It can hardly have escaped anyone’s notice – except for the odd cave dweller that is – that the media have been carrying on a relentless programme of demonising Muslims and in recent years, boat people. There may indeed be arguments here about resources and there are indeed problems with disbursal of immigrants to places which are already struggling but with insufficient funding. But the never-ending attacks and casting people arriving here as criminals and likely terrorists have played a part in shaping the political weather. They have fostered the claims that immigrants are the reason our other services are underfunded. Boat people became one of the main focuses of the election and played a significant part in the election of Reform party MPs including Nigel Farage.
Worse, was the climate created added to social media disinformation must have been a key factor in the riots following the Southport murders. But any kind of recognition of this by the media players is for the birds. As Mic Wright puts it in the Byline Times, ‘The Daily Mail’s front page is where irony goes to die’. Suddenly, he goes on ‘years of headlines stoking fear about and hatred towards immigrants the terrifying ‘other’ has been swept from its collective memory’.
Elon Musk has attracted a high degree of opprobrium but the groundwork, the relentless articles and headlines over many years demonising immigrants by the tabloids is not something which gets much of an airing not least by themselves. No turning the spotlight on their own actions.
More importantly, politicians do not dare to call them out either. Such is their (the media’s) power to monster anyone who stands up to them or who calls out their activities means, in effect, politicians have to tread very carefully indeed. It is not an exaggeration to say there is a climate of fear.

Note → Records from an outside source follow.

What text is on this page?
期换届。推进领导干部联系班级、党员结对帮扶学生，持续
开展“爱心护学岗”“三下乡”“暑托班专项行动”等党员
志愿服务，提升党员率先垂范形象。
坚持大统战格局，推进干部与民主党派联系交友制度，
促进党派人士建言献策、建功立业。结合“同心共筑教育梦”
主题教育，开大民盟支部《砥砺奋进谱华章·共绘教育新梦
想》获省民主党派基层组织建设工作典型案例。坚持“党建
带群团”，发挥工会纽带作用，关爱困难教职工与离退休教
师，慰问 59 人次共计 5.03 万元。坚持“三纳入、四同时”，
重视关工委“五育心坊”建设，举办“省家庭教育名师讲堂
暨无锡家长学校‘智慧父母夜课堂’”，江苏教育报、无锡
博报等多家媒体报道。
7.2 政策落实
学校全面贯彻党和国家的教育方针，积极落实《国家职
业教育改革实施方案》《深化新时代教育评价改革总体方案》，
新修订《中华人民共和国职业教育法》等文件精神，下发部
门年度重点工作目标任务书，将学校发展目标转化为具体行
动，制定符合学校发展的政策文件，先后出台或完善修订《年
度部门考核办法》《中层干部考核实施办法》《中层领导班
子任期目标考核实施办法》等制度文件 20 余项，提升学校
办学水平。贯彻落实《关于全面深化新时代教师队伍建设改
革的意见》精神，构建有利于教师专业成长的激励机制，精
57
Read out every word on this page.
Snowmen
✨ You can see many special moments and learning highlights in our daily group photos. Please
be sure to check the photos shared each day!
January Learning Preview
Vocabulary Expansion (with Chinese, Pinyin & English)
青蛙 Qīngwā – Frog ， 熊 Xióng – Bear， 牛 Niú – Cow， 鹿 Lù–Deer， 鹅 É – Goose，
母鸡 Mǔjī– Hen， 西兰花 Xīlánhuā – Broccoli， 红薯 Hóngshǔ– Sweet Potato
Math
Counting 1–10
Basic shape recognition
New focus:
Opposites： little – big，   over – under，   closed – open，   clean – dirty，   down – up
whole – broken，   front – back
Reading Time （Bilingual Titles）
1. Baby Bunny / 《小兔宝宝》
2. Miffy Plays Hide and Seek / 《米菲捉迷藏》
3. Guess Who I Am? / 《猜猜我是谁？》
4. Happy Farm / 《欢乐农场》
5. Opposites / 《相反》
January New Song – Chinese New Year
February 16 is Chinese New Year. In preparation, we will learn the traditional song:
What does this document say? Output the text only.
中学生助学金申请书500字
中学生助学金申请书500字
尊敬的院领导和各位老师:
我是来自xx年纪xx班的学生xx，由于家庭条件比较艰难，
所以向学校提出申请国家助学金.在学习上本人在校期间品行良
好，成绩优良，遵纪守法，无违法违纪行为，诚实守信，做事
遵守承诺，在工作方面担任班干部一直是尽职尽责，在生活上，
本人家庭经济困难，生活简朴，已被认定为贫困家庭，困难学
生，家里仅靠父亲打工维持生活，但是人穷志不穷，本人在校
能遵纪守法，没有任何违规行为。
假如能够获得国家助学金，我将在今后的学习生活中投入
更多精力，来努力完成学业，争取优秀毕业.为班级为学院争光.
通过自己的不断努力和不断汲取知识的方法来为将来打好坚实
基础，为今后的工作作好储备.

In our Democracy Café debates, we often lament the media both the nationals, the Salisbury Journal and TV. The tabloids are frequently mentioned but the Daily Telegraph – a once fine paper – comes in for comment as well. Entire stories – the Paradise Papers for example – are missing from its pages. Highly selective reporting and naked bias where factual reporting is needed has become routine. The result of this activity is a less than well informed populace. This matters in terms of how choices are made and hence voting and the working of our democracy.
We need to rethink our attitudes to the media and although social media is in the spotlight at the moment, the role of print media and their online versions, in creating a climate distrust and enmity towards foreigners of all kinds is a significant factor in shaping the political climate. Politicians have become their creatures: Tony Blair rushing half way round the world to cosy up to Murdoch, Sir Keir Starmer doing a deal with him to shelve the second stage of Leveson and David Cameron and George Osborne doing their best to make life difficult for the BBC, are all examples of media barons calling the shots.
Perhaps we need to think more about our freedom from the press not just their refrain of freedom of the press.